The priest nodded, steepling his hands together in thought. "They come with the fog from the river, not always at the same hour but often the third hour after midnight. Sometimes they are barely more than a shimmer in the air, but if any should draw too close, especially those of Valyrian blood, they become horrors fit to terrify man and beast alike."

"Wait," Mercy asked slowly. "You are saying these wraiths do not frighten beasts as a matter of course? Odd..."

"Could you direct us to any witnesses who survived, particularly ones with any knowledge of magic and spirits themselves?" Shara interjected, apparently unconcerned that she might be a target for wrathful ghosts

"Certainly," the priest replied, continuing with an account of which of the local temple goers had encountered the vengeful dead and where. On the one hand the fact that they liked to roam along the thread of the Little Rhoyne made ambushing the spirits difficult, but on the other at least there were plenty of eyewitness accounts to sift through.

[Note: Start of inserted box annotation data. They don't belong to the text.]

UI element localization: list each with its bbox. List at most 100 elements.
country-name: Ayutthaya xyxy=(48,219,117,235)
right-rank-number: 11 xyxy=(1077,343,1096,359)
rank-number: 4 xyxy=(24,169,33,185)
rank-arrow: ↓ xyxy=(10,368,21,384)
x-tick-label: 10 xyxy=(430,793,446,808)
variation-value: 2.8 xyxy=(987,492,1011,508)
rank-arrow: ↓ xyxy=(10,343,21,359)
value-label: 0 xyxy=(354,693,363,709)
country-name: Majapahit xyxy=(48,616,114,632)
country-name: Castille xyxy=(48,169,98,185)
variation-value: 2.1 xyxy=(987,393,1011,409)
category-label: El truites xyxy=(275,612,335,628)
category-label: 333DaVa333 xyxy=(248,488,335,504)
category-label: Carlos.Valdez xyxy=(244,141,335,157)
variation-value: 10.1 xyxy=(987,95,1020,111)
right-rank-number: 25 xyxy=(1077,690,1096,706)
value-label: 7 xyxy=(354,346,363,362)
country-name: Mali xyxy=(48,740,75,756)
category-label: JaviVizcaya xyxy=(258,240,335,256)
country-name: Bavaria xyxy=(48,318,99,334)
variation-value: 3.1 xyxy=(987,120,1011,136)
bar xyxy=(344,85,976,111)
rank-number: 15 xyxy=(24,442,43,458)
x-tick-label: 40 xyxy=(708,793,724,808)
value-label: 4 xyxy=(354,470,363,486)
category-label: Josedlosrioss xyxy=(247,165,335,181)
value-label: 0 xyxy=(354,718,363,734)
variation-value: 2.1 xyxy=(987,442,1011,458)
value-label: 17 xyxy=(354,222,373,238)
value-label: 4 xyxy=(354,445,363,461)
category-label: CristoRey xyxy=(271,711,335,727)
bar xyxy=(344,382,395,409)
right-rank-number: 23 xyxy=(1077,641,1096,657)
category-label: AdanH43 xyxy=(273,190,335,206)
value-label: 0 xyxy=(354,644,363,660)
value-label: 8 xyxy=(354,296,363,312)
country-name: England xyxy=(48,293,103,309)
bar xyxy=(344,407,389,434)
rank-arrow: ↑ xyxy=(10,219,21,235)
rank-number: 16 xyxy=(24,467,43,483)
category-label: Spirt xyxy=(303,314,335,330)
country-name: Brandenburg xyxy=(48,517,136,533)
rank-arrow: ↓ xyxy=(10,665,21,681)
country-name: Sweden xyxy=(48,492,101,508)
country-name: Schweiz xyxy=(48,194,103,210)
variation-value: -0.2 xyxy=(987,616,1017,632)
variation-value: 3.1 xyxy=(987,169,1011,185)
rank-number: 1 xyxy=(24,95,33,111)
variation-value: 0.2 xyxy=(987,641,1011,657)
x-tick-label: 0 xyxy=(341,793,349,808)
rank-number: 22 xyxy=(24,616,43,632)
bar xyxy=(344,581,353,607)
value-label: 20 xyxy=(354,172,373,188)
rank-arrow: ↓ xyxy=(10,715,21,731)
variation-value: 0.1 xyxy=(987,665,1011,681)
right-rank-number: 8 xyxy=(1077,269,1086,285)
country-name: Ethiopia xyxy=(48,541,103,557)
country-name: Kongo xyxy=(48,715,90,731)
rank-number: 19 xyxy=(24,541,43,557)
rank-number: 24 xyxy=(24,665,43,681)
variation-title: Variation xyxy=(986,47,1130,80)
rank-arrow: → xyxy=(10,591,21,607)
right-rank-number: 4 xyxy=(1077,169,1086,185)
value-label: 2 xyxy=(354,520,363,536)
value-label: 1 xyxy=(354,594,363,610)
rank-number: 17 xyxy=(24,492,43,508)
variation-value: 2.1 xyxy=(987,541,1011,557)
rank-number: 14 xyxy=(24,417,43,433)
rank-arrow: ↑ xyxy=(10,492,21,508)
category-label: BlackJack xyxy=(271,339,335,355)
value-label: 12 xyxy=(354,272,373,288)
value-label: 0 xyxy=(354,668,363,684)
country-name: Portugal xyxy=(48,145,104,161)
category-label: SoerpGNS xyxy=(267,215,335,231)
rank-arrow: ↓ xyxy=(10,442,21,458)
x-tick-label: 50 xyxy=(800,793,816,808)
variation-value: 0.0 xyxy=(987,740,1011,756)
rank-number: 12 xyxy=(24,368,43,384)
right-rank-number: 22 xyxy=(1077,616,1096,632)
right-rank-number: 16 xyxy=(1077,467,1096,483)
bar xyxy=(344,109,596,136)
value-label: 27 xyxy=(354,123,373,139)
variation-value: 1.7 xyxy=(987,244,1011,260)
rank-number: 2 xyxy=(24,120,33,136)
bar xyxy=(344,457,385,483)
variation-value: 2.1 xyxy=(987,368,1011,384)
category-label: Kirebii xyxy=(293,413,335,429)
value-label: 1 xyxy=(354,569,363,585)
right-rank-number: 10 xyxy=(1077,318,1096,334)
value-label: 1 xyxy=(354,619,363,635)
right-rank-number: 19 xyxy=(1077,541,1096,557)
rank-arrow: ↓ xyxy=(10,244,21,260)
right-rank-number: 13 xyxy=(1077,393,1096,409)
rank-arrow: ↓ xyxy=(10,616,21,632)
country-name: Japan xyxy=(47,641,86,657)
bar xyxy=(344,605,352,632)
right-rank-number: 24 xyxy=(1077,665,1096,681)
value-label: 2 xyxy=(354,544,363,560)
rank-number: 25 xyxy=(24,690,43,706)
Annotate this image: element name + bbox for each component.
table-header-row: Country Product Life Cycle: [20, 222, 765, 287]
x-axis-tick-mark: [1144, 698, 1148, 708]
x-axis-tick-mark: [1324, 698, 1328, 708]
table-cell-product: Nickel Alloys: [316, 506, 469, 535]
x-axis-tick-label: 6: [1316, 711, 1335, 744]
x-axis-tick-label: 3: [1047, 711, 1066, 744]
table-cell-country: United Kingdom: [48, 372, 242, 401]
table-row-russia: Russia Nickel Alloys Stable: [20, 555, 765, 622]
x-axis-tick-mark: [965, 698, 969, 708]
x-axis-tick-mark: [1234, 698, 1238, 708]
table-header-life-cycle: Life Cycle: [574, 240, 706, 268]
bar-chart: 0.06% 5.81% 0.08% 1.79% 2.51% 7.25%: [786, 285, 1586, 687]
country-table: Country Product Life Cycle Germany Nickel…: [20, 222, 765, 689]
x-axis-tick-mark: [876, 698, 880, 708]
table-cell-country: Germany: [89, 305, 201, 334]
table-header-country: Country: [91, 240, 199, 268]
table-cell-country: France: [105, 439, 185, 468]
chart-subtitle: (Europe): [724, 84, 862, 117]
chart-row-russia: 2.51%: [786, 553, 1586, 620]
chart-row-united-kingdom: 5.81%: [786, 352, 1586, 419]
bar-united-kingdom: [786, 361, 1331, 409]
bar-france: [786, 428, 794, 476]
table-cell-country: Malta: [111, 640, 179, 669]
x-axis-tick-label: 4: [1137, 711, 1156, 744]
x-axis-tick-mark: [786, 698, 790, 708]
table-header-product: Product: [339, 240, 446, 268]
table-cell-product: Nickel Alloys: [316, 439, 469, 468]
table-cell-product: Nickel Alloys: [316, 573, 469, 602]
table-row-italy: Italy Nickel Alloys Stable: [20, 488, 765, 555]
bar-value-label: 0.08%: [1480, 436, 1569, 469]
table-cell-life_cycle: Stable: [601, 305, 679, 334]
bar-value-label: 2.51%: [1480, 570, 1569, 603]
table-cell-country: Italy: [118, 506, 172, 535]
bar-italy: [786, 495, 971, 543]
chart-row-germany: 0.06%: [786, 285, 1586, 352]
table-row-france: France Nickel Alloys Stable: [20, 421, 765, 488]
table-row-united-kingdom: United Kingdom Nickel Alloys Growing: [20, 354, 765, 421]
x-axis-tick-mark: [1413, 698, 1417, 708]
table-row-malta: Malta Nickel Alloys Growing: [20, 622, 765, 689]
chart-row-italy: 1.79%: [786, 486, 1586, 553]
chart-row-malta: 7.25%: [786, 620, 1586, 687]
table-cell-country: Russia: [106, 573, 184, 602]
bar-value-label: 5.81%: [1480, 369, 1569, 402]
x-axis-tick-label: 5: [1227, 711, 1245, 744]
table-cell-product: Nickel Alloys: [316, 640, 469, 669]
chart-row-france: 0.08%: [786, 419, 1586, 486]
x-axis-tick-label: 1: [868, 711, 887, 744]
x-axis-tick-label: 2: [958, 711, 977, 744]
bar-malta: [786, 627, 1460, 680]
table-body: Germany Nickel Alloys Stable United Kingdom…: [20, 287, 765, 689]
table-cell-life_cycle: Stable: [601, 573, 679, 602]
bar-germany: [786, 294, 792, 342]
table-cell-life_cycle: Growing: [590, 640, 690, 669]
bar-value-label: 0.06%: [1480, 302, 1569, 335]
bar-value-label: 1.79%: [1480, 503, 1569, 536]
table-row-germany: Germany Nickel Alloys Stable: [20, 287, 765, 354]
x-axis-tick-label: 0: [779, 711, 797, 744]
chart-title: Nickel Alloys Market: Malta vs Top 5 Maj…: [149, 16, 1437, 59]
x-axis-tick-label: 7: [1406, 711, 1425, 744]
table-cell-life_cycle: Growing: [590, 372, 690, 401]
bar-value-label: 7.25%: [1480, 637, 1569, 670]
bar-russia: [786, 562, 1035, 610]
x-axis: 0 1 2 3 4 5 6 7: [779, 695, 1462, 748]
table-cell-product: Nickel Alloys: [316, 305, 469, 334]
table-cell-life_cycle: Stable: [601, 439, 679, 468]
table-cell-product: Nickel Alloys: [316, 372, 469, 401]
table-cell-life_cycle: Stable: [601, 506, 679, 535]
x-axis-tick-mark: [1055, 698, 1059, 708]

What do they investigators on the spot do for the first week while they wait for Xor to join them?

[] Interview Witnesses

[] Investigate the broken tombs
-[] At a distance, through historical accounts and divination
-[] In person, enter the tombs

[] Set up a system whereby a group of false ravens flies patterns over the city to try and find the ghosts' location each night

[] Write in


OOC: Xor is by far the most skilled mage in this company so no one is going to try to force a confrontation without him.